On the last day of our mission, we spent the day at the Yitzhak Rabin Center and Museum in Tel Aviv. It’s a wonderful museum that literally intertwines the life of Rabin with the history of the modern State of Israel and I recommend it highly. You self-guide through the museum with the use of a device that engages the video displays.
At the end, we gathered to hear from Dahlia Rabin, Yitzhak Rabin’s daughter. As part of this talk, Dahlia gave four new olim, people making aliyah, their Israeli identity cards. They were all American, two young people who had wonderful experiences with Birthright Israel and MASA, the longer-term counterpart to Birthright, and an older couple. The woman in the couple looked familiar, but I couldn’t place her face.
Then Dahlia introduced the couple, Anita and Carl Jacobs. Well, I almost fell out of my chair. Anita Jacobs was, for many years, the lead trainer for public speaking for what was then national UJA, now the Jewish Federations of North America. Anita trained me many years ago, and I never stand up to speak without using the tools she gave me. I mean that literally — when I appear in front of judges, Women’s Philanthropy groups, and just this past fall at the International Lion of Judah Conference, I take the opening breath Anita taught me to take, drop my shoulders, smile (“apples up!”) and start.
To see Anita and Carl, ready to take on a new adventure after successful careers and lives in Teaneck, New Jersey, and to make aliyah was so special. And inspiring.

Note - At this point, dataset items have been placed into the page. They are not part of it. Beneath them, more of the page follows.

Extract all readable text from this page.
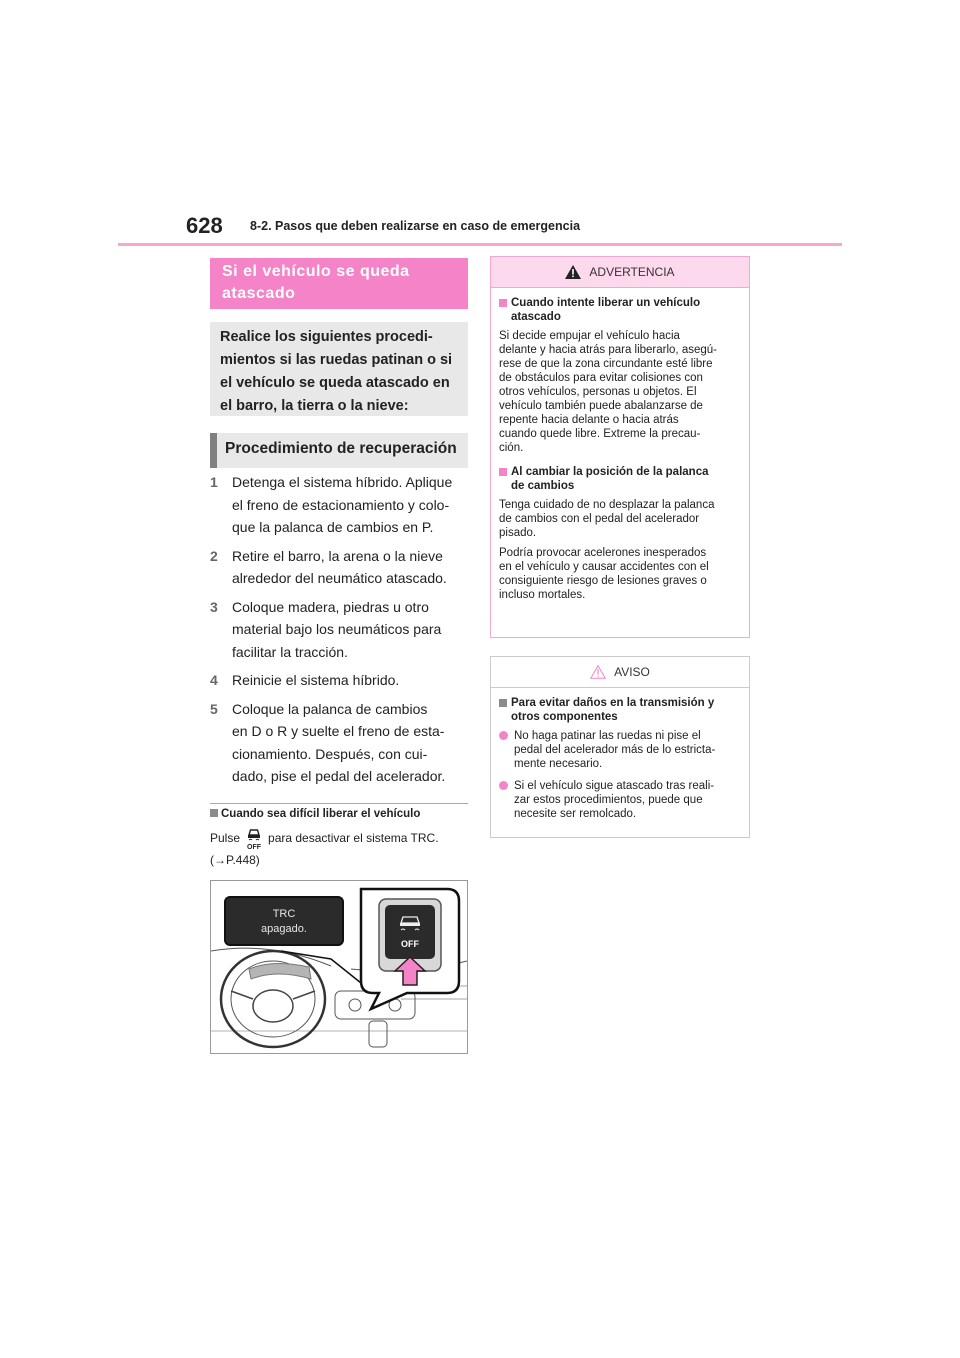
628 8-2. Pasos que deben realizarse en caso de emergencia
Si el vehículo se queda
atascado
Realice los siguientes procedi-
mientos si las ruedas patinan o si
el vehículo se queda atascado en
el barro, la tierra o la nieve:
Procedimiento de recuperación
1	Detenga el sistema híbrido. Aplique
el freno de estacionamiento y colo-
que la palanca de cambios en P.
2	Retire el barro, la arena o la nieve
alrededor del neumático atascado.
3	Coloque madera, piedras u otro
material bajo los neumáticos para
facilitar la tracción.
4	Reinicie el sistema híbrido.
5	Coloque la palanca de cambios
en D o R y suelte el freno de esta-
cionamiento. Después, con cui-
dado, pise el pedal del acelerador.
Cuando sea difícil liberar el vehículo
Pulse
OFF
para desactivar el sistema TRC.
(→P.448)
TRC
apagado.
OFF
ADVERTENCIA
Cuando intente liberar un vehículo
atascado
Si decide empujar el vehículo hacia
delante y hacia atrás para liberarlo, asegú-
rese de que la zona circundante esté libre
de obstáculos para evitar colisiones con
otros vehículos, personas u objetos. El
vehículo también puede abalanzarse de
repente hacia delante o hacia atrás
cuando quede libre. Extreme la precau-
ción.
Al cambiar la posición de la palanca
de cambios
Tenga cuidado de no desplazar la palanca
de cambios con el pedal del acelerador
pisado.
Podría provocar acelerones inesperados
en el vehículo y causar accidentes con el
consiguiente riesgo de lesiones graves o
incluso mortales.
AVISO
Para evitar daños en la transmisión y
otros componentes
No haga patinar las ruedas ni pise el
pedal del acelerador más de lo estricta-
mente necesario.
Si el vehículo sigue atascado tras reali-
zar estos procedimientos, puede que
necesite ser remolcado.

Maybe, even though I didn’t make aliyah when I was just starting out like Deborah did, I could get there at the other end of the age spectrum, when I was ready to retire from my busy life here.
From where I am right now, though, I can’t see it. First, there is the practical aspect: I am married to a wonderful man who is very happy in his profession and is very happy living here in South Orange. Even if those weren’t the facts, I am so engaged with my life here, with my almost-grown children who still need a mom who lives on the same side of the ocean, to my extended family, who I already don’t get to see enough of, to the life of this community in MetroWest that is so dear to me. I can’t imagine leaving now, and I don’t think I really imagined it close to 30 years ago, when it would have been so much less complicated. I know Israel is there for me, in every sense of that phrase, and those I love in Israel know that I am there for Israel. Israel doesn’t need any more lawyers; Israel needs me to be here, doing what I do now.
I am compelled by my love of Israel every day, when I pick up the phone to make one more call for the Annual Campaign, when I speak to federation groups here at home in MetroWest or in other federations, when I look to create one more person-to-person connection that can strengthen the bond between American Jews and Israeli Jews. Maybe some day I will have that little vacation apartment in Herzeliya, but until then, visiting whenever I can and doing what I do here will have to suffice. I am so glad to have had these bookend moments with Deborah and Anita, starting out and ending up, two moments that reminded me of what I can do, even if I can’t physically be in Eretz Yisrael.